Do not overlook the inter-module data cable; a loose RJ45 can simulate a “missing module” alarm. Re-seat cables first.
Do not perform a 100 % discharge test on the production floor; it stresses the remaining good modules and extends recharge time to hours.
Document and Close the Loop
After replacement, save the following in the CMMS (computerised maintenance management system):
Alarm snapshot (SNMP or screenshot)
Telemetry CSV file
Thermal image (if taken)
Serial number of removed module
Serial number of new module
Date-stamp and technician ID
This package builds a statistical base that can later be mined for predictive models.
Predictive Extension – Machine-Learning Overlay
Once 50 or more historical fault packages are available, train a gradient-boosting classifier using the features: ΔV, ΔT, impedance, cycle count, calendar age, ambient temperature.
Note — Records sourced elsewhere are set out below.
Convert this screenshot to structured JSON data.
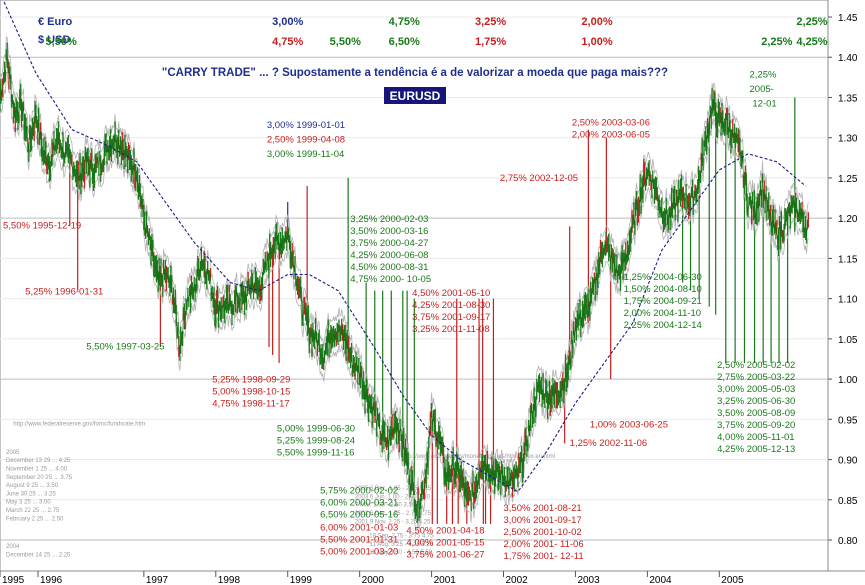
{
  "chart_data": {
    "type": "line",
    "title": "EURUSD",
    "subtitle": "\"CARRY TRADE\" ...  ? Supostamente a tendência é a de valorizar a moeda que paga mais???",
    "legend": {
      "euro": "€  Euro",
      "usd": "$  USD"
    },
    "ylim": [
      0.775,
      1.475
    ],
    "yticks": [
      "1.45",
      "1.40",
      "1.35",
      "1.30",
      "1.25",
      "1.20",
      "1.15",
      "1.10",
      "1.05",
      "1.00",
      "0.95",
      "0.90",
      "0.85",
      "0.80"
    ],
    "xticks": [
      "1995",
      "1996",
      "1997",
      "1998",
      "1999",
      "2000",
      "2001",
      "2002",
      "2003",
      "2004",
      "2005"
    ],
    "grid": true,
    "header_rates": [
      {
        "text": "5,50%",
        "t": 1995.85,
        "row": "usd",
        "color": "#1a7a1a"
      },
      {
        "text": "3,00%",
        "t": 1999.0,
        "row": "euro",
        "color": "#1e2f8e"
      },
      {
        "text": "4,75%",
        "t": 1999.0,
        "row": "usd",
        "color": "#c81e1e"
      },
      {
        "text": "5,50%",
        "t": 1999.8,
        "row": "usd",
        "color": "#1a7a1a"
      },
      {
        "text": "4,75%",
        "t": 2000.62,
        "row": "euro",
        "color": "#1a7a1a"
      },
      {
        "text": "6,50%",
        "t": 2000.62,
        "row": "usd",
        "color": "#1a7a1a"
      },
      {
        "text": "3,25%",
        "t": 2001.82,
        "row": "euro",
        "color": "#c81e1e"
      },
      {
        "text": "1,75%",
        "t": 2001.82,
        "row": "usd",
        "color": "#c81e1e"
      },
      {
        "text": "2,00%",
        "t": 2003.3,
        "row": "euro",
        "color": "#c81e1e"
      },
      {
        "text": "1,00%",
        "t": 2003.3,
        "row": "usd",
        "color": "#c81e1e"
      },
      {
        "text": "2,25%",
        "t": 2005.8,
        "row": "usd",
        "color": "#1a7a1a"
      },
      {
        "text": "2,25%",
        "t": 2006.4,
        "row": "euro",
        "color": "#1a7a1a"
      },
      {
        "text": "4,25%",
        "t": 2006.4,
        "row": "usd",
        "color": "#1a7a1a"
      }
    ],
    "price_points": [
      [
        1995.0,
        1.35
      ],
      [
        1995.1,
        1.4
      ],
      [
        1995.2,
        1.33
      ],
      [
        1995.3,
        1.34
      ],
      [
        1995.4,
        1.29
      ],
      [
        1995.5,
        1.33
      ],
      [
        1995.6,
        1.28
      ],
      [
        1995.7,
        1.27
      ],
      [
        1995.8,
        1.3
      ],
      [
        1995.9,
        1.28
      ],
      [
        1996.0,
        1.27
      ],
      [
        1996.1,
        1.25
      ],
      [
        1996.2,
        1.27
      ],
      [
        1996.3,
        1.26
      ],
      [
        1996.4,
        1.27
      ],
      [
        1996.5,
        1.29
      ],
      [
        1996.6,
        1.3
      ],
      [
        1996.7,
        1.29
      ],
      [
        1996.8,
        1.27
      ],
      [
        1996.9,
        1.26
      ],
      [
        1997.0,
        1.2
      ],
      [
        1997.1,
        1.16
      ],
      [
        1997.2,
        1.12
      ],
      [
        1997.3,
        1.13
      ],
      [
        1997.4,
        1.11
      ],
      [
        1997.5,
        1.04
      ],
      [
        1997.6,
        1.1
      ],
      [
        1997.7,
        1.11
      ],
      [
        1997.8,
        1.15
      ],
      [
        1997.9,
        1.13
      ],
      [
        1998.0,
        1.09
      ],
      [
        1998.1,
        1.09
      ],
      [
        1998.2,
        1.09
      ],
      [
        1998.3,
        1.1
      ],
      [
        1998.4,
        1.1
      ],
      [
        1998.5,
        1.12
      ],
      [
        1998.6,
        1.11
      ],
      [
        1998.7,
        1.14
      ],
      [
        1998.8,
        1.17
      ],
      [
        1998.9,
        1.17
      ],
      [
        1999.0,
        1.18
      ],
      [
        1999.1,
        1.14
      ],
      [
        1999.2,
        1.09
      ],
      [
        1999.3,
        1.06
      ],
      [
        1999.4,
        1.05
      ],
      [
        1999.5,
        1.03
      ],
      [
        1999.6,
        1.06
      ],
      [
        1999.7,
        1.06
      ],
      [
        1999.8,
        1.05
      ],
      [
        1999.9,
        1.02
      ],
      [
        2000.0,
        1.01
      ],
      [
        2000.1,
        0.98
      ],
      [
        2000.2,
        0.96
      ],
      [
        2000.3,
        0.93
      ],
      [
        2000.4,
        0.92
      ],
      [
        2000.5,
        0.95
      ],
      [
        2000.6,
        0.92
      ],
      [
        2000.7,
        0.88
      ],
      [
        2000.8,
        0.84
      ],
      [
        2000.9,
        0.87
      ],
      [
        2001.0,
        0.95
      ],
      [
        2001.1,
        0.93
      ],
      [
        2001.2,
        0.88
      ],
      [
        2001.3,
        0.89
      ],
      [
        2001.4,
        0.88
      ],
      [
        2001.5,
        0.85
      ],
      [
        2001.6,
        0.86
      ],
      [
        2001.7,
        0.9
      ],
      [
        2001.8,
        0.89
      ],
      [
        2001.9,
        0.88
      ],
      [
        2002.0,
        0.88
      ],
      [
        2002.1,
        0.87
      ],
      [
        2002.2,
        0.88
      ],
      [
        2002.3,
        0.91
      ],
      [
        2002.4,
        0.96
      ],
      [
        2002.5,
        0.99
      ],
      [
        2002.6,
        0.98
      ],
      [
        2002.7,
        0.98
      ],
      [
        2002.8,
        0.99
      ],
      [
        2002.9,
        1.01
      ],
      [
        2003.0,
        1.07
      ],
      [
        2003.1,
        1.08
      ],
      [
        2003.2,
        1.09
      ],
      [
        2003.3,
        1.13
      ],
      [
        2003.4,
        1.17
      ],
      [
        2003.5,
        1.15
      ],
      [
        2003.6,
        1.13
      ],
      [
        2003.7,
        1.15
      ],
      [
        2003.8,
        1.19
      ],
      [
        2003.9,
        1.23
      ],
      [
        2004.0,
        1.26
      ],
      [
        2004.1,
        1.24
      ],
      [
        2004.2,
        1.21
      ],
      [
        2004.3,
        1.2
      ],
      [
        2004.4,
        1.22
      ],
      [
        2004.5,
        1.23
      ],
      [
        2004.6,
        1.22
      ],
      [
        2004.7,
        1.24
      ],
      [
        2004.8,
        1.29
      ],
      [
        2004.9,
        1.34
      ],
      [
        2005.0,
        1.32
      ],
      [
        2005.1,
        1.32
      ],
      [
        2005.2,
        1.3
      ],
      [
        2005.3,
        1.28
      ],
      [
        2005.4,
        1.22
      ],
      [
        2005.5,
        1.21
      ],
      [
        2005.6,
        1.24
      ],
      [
        2005.7,
        1.2
      ],
      [
        2005.8,
        1.18
      ],
      [
        2005.9,
        1.19
      ],
      [
        2006.0,
        1.21
      ],
      [
        2006.1,
        1.21
      ],
      [
        2006.2,
        1.19
      ],
      [
        2006.25,
        1.19
      ]
    ],
    "moving_average": [
      [
        1995.0,
        1.48
      ],
      [
        1995.5,
        1.38
      ],
      [
        1996.0,
        1.31
      ],
      [
        1996.5,
        1.29
      ],
      [
        1996.9,
        1.27
      ],
      [
        1997.3,
        1.22
      ],
      [
        1997.7,
        1.17
      ],
      [
        1998.2,
        1.12
      ],
      [
        1998.6,
        1.11
      ],
      [
        1999.0,
        1.13
      ],
      [
        1999.3,
        1.13
      ],
      [
        1999.7,
        1.11
      ],
      [
        2000.2,
        1.04
      ],
      [
        2000.6,
        0.98
      ],
      [
        2001.0,
        0.93
      ],
      [
        2001.4,
        0.9
      ],
      [
        2001.8,
        0.88
      ],
      [
        2002.2,
        0.86
      ],
      [
        2002.6,
        0.91
      ],
      [
        2003.0,
        0.97
      ],
      [
        2003.4,
        1.02
      ],
      [
        2003.8,
        1.07
      ],
      [
        2004.2,
        1.16
      ],
      [
        2004.6,
        1.21
      ],
      [
        2005.0,
        1.26
      ],
      [
        2005.4,
        1.28
      ],
      [
        2005.8,
        1.27
      ],
      [
        2006.2,
        1.24
      ]
    ],
    "rate_lines": [
      {
        "t": 1995.97,
        "y": 1.19,
        "color": "#c81e1e"
      },
      {
        "t": 1996.08,
        "y": 1.11,
        "color": "#c81e1e"
      },
      {
        "t": 1997.23,
        "y": 1.04,
        "color": "#c81e1e"
      },
      {
        "t": 1998.74,
        "y": 1.04,
        "color": "#c81e1e"
      },
      {
        "t": 1998.79,
        "y": 1.03,
        "color": "#c81e1e"
      },
      {
        "t": 1998.88,
        "y": 1.02,
        "color": "#c81e1e"
      },
      {
        "t": 1999.0,
        "y": 1.22,
        "color": "#1e2f8e"
      },
      {
        "t": 1999.27,
        "y": 1.24,
        "color": "#c81e1e"
      },
      {
        "t": 1999.84,
        "y": 1.25,
        "color": "#1a7a1a"
      },
      {
        "t": 2000.09,
        "y": 1.12,
        "color": "#1a7a1a"
      },
      {
        "t": 2000.21,
        "y": 1.11,
        "color": "#1a7a1a"
      },
      {
        "t": 2000.32,
        "y": 1.11,
        "color": "#1a7a1a"
      },
      {
        "t": 2000.44,
        "y": 1.11,
        "color": "#1a7a1a"
      },
      {
        "t": 2000.6,
        "y": 1.11,
        "color": "#1a7a1a"
      },
      {
        "t": 2000.66,
        "y": 1.11,
        "color": "#1a7a1a"
      },
      {
        "t": 2000.76,
        "y": 1.1,
        "color": "#1a7a1a"
      },
      {
        "t": 2001.35,
        "y": 1.1,
        "color": "#c81e1e"
      },
      {
        "t": 2001.66,
        "y": 1.1,
        "color": "#c81e1e"
      },
      {
        "t": 2001.71,
        "y": 1.1,
        "color": "#c81e1e"
      },
      {
        "t": 2001.86,
        "y": 1.1,
        "color": "#c81e1e"
      },
      {
        "t": 2001.01,
        "y": 0.82,
        "color": "#c81e1e"
      },
      {
        "t": 2001.08,
        "y": 0.82,
        "color": "#c81e1e"
      },
      {
        "t": 2001.21,
        "y": 0.82,
        "color": "#c81e1e"
      },
      {
        "t": 2001.29,
        "y": 0.82,
        "color": "#c81e1e"
      },
      {
        "t": 2001.37,
        "y": 0.82,
        "color": "#c81e1e"
      },
      {
        "t": 2001.49,
        "y": 0.82,
        "color": "#c81e1e"
      },
      {
        "t": 2001.72,
        "y": 0.82,
        "color": "#c81e1e"
      },
      {
        "t": 2001.75,
        "y": 0.82,
        "color": "#c81e1e"
      },
      {
        "t": 2001.82,
        "y": 0.82,
        "color": "#c81e1e"
      },
      {
        "t": 2002.92,
        "y": 1.19,
        "color": "#c81e1e"
      },
      {
        "t": 2002.85,
        "y": 0.92,
        "color": "#c81e1e"
      },
      {
        "t": 2003.18,
        "y": 1.31,
        "color": "#c81e1e"
      },
      {
        "t": 2003.43,
        "y": 1.3,
        "color": "#c81e1e"
      },
      {
        "t": 2003.49,
        "y": 1.0,
        "color": "#c81e1e"
      },
      {
        "t": 2004.49,
        "y": 1.12,
        "color": "#1a7a1a"
      },
      {
        "t": 2004.6,
        "y": 1.11,
        "color": "#1a7a1a"
      },
      {
        "t": 2004.72,
        "y": 1.1,
        "color": "#1a7a1a"
      },
      {
        "t": 2004.86,
        "y": 1.09,
        "color": "#1a7a1a"
      },
      {
        "t": 2004.95,
        "y": 1.08,
        "color": "#1a7a1a"
      },
      {
        "t": 2005.09,
        "y": 1.02,
        "color": "#1a7a1a"
      },
      {
        "t": 2005.22,
        "y": 1.02,
        "color": "#1a7a1a"
      },
      {
        "t": 2005.35,
        "y": 1.02,
        "color": "#1a7a1a"
      },
      {
        "t": 2005.49,
        "y": 1.02,
        "color": "#1a7a1a"
      },
      {
        "t": 2005.61,
        "y": 1.02,
        "color": "#1a7a1a"
      },
      {
        "t": 2005.72,
        "y": 1.02,
        "color": "#1a7a1a"
      },
      {
        "t": 2005.83,
        "y": 1.02,
        "color": "#1a7a1a"
      },
      {
        "t": 2005.95,
        "y": 1.02,
        "color": "#1a7a1a"
      },
      {
        "t": 2006.05,
        "y": 1.35,
        "color": "#1a7a1a"
      }
    ],
    "annotations": [
      {
        "t": 1994.98,
        "y": 1.187,
        "color": "#c81e1e",
        "lines": [
          "5,50%  1995-12-19"
        ]
      },
      {
        "t": 1995.35,
        "y": 1.105,
        "color": "#c81e1e",
        "lines": [
          "5,25%  1996-01-31"
        ]
      },
      {
        "t": 1996.2,
        "y": 1.037,
        "color": "#1a7a1a",
        "lines": [
          "5,50%  1997-03-25"
        ]
      },
      {
        "t": 2001.54,
        "y": 1.312,
        "color": "#1e2f8e",
        "lines": [
          "3,00%  1999-01-01"
        ],
        "align": "left",
        "tx": 1998.71
      },
      {
        "t": 1998.71,
        "y": 1.294,
        "color": "#c81e1e",
        "lines": [
          "2,50%  1999-04-08"
        ]
      },
      {
        "t": 1998.71,
        "y": 1.276,
        "color": "#1a7a1a",
        "lines": [
          "3,00%  1999-11-04"
        ]
      },
      {
        "t": 1997.95,
        "y": 0.996,
        "color": "#c81e1e",
        "lines": [
          "5,25%  1998-09-29",
          "5,00%  1998-10-15",
          "4,75%  1998-11-17"
        ]
      },
      {
        "t": 1998.85,
        "y": 0.935,
        "color": "#1a7a1a",
        "lines": [
          "5,00%  1999-06-30",
          "5,25%  1999-08-24",
          "5,50%  1999-11-16"
        ]
      },
      {
        "t": 1999.87,
        "y": 1.195,
        "color": "#1a7a1a",
        "lines": [
          "3,25%  2000-02-03",
          "3,50%  2000-03-16",
          "3,75%  2000-04-27",
          "4,25%  2000-06-08",
          "4,50%  2000-08-31",
          "4,75%  2000- 10-05"
        ]
      },
      {
        "t": 2000.73,
        "y": 1.103,
        "color": "#c81e1e",
        "lines": [
          "4,50%  2001-05-10",
          "4,25%  2001-08-30",
          "3,75%  2001-09-17",
          "3,25%  2001-11-08"
        ]
      },
      {
        "t": 1999.45,
        "y": 0.858,
        "color": "#1a7a1a",
        "lines": [
          "5,75%  2000-02-02",
          "6,00%  2000-03-21",
          "6,50%  2000-05-16"
        ]
      },
      {
        "t": 1999.45,
        "y": 0.812,
        "color": "#c81e1e",
        "lines": [
          "6,00%  2001-01-03",
          "5,50%  2001-01-31",
          "5,00%  2001-03-20"
        ]
      },
      {
        "t": 2000.65,
        "y": 0.808,
        "color": "#c81e1e",
        "lines": [
          "4,50%  2001-04-18",
          "4,00%  2001-05-15",
          "3,75%  2001-06-27"
        ]
      },
      {
        "t": 2002.0,
        "y": 0.836,
        "color": "#c81e1e",
        "lines": [
          "3,50%  2001-08-21",
          "3,00%  2001-09-17",
          "2,50%  2001-10-02",
          "2,00%  2001- 11-06",
          "1,75%  2001- 12-11"
        ]
      },
      {
        "t": 2001.95,
        "y": 1.246,
        "color": "#c81e1e",
        "lines": [
          "2,75%  2002-12-05"
        ]
      },
      {
        "t": 2002.95,
        "y": 1.315,
        "color": "#c81e1e",
        "lines": [
          "2,50%  2003-03-06",
          "2,00%  2003-06-05"
        ]
      },
      {
        "t": 2002.92,
        "y": 0.917,
        "color": "#c81e1e",
        "lines": [
          "1,25%  2002-11-06"
        ]
      },
      {
        "t": 2003.2,
        "y": 0.94,
        "color": "#c81e1e",
        "lines": [
          "1,00%  2003-06-25"
        ]
      },
      {
        "t": 2003.67,
        "y": 1.123,
        "color": "#1a7a1a",
        "lines": [
          "1,25%  2004-06-30",
          "1,50%  2004-08-10",
          "1,75%  2004-09-21",
          "2,00%  2004-11-10",
          "2,25%  2004-12-14"
        ]
      },
      {
        "t": 2004.97,
        "y": 1.014,
        "color": "#1a7a1a",
        "lines": [
          "2,50%  2005-02-02",
          "2,75%  2005-03-22",
          "3,00%  2005-05-03",
          "3,25%  2005-06-30",
          "3,50%  2005-08-09",
          "3,75%  2005-09-20",
          "4,00%  2005-11-01",
          "4,25%  2005-12-13"
        ]
      },
      {
        "t": 2005.42,
        "y": 1.375,
        "color": "#1a7a1a",
        "lines": [
          "2,25%"
        ]
      },
      {
        "t": 2005.42,
        "y": 1.357,
        "color": "#1a7a1a",
        "lines": [
          "2005-"
        ]
      },
      {
        "t": 2005.46,
        "y": 1.339,
        "color": "#1a7a1a",
        "lines": [
          "12-01"
        ]
      }
    ],
    "faint_notes": [
      {
        "t": 1995.1,
        "y": 0.942,
        "lines": [
          "http://www.federalreserve.gov/fomc/fundsrate.htm"
        ]
      },
      {
        "t": 1995.0,
        "y": 0.907,
        "lines": [
          "2005",
          "December 13 29 ... 4.25",
          "November 1 25 ... 4.00",
          "September 20 25 ... 3.75",
          "August 9 25 ... 3.50",
          "June 30 25 ... 3.25",
          "May 3 25 ... 3.00",
          "March 22 25 ... 2.75",
          "February 2 25 ... 2.50"
        ]
      },
      {
        "t": 1995.0,
        "y": 0.79,
        "lines": [
          "2004",
          "December 14 25 ... 2.25"
        ]
      },
      {
        "t": 2000.5,
        "y": 0.902,
        "lines": [
          "http://www.ecb.int/stats/monetary/rates/html/index.en.html"
        ]
      },
      {
        "t": 1999.85,
        "y": 0.862,
        "lines": [
          "2005 6 Dec. 1.25 - 2.25  3.25",
          "2003 6 Jun. 1.00 - 2.00  3.00",
          "7 Mar. 1.50 - 2.50  3.50",
          "2002 6 Dec. 1.75 - 2.75  3.75",
          "2001 9 Nov. 2.25 - 3.25  4.25"
        ]
      },
      {
        "t": 2000.05,
        "y": 0.803,
        "lines": [
          "18 Sep. 2.75 - 3.75  4.75",
          "31 Aug. 3.25 - 4.25  5.25",
          "11 May 3.50 - 4.50  5.50"
        ]
      }
    ]
  }
}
The model can forecast “probability of failure within 30 days” with ~87 % precision, allowing the site to order spare modules just-in-time and cut spare inventory by 40 %
.
Summary Workflow ( Pocket Card )
Read alarm register → get slot X (30 s)
Export telemetry → flag outliers (60 s)
Check cell imbalance → confirm (60 s)
Optional IR scan → mark hot drawer (30 s)
Swap-and-watch → fault follows module? (60 s)
20 % self-test → final proof (5 min)
Total elapsed time <10 min; system remains on-line throughout.
By rigorously following the four-layer diagnostic model and using the swap-and-watch test as the tie-breaker, any field technician—without specialised battery laboratories—can localise a defective battery module in a modular UPS in less time than it takes to find the screwdriver set.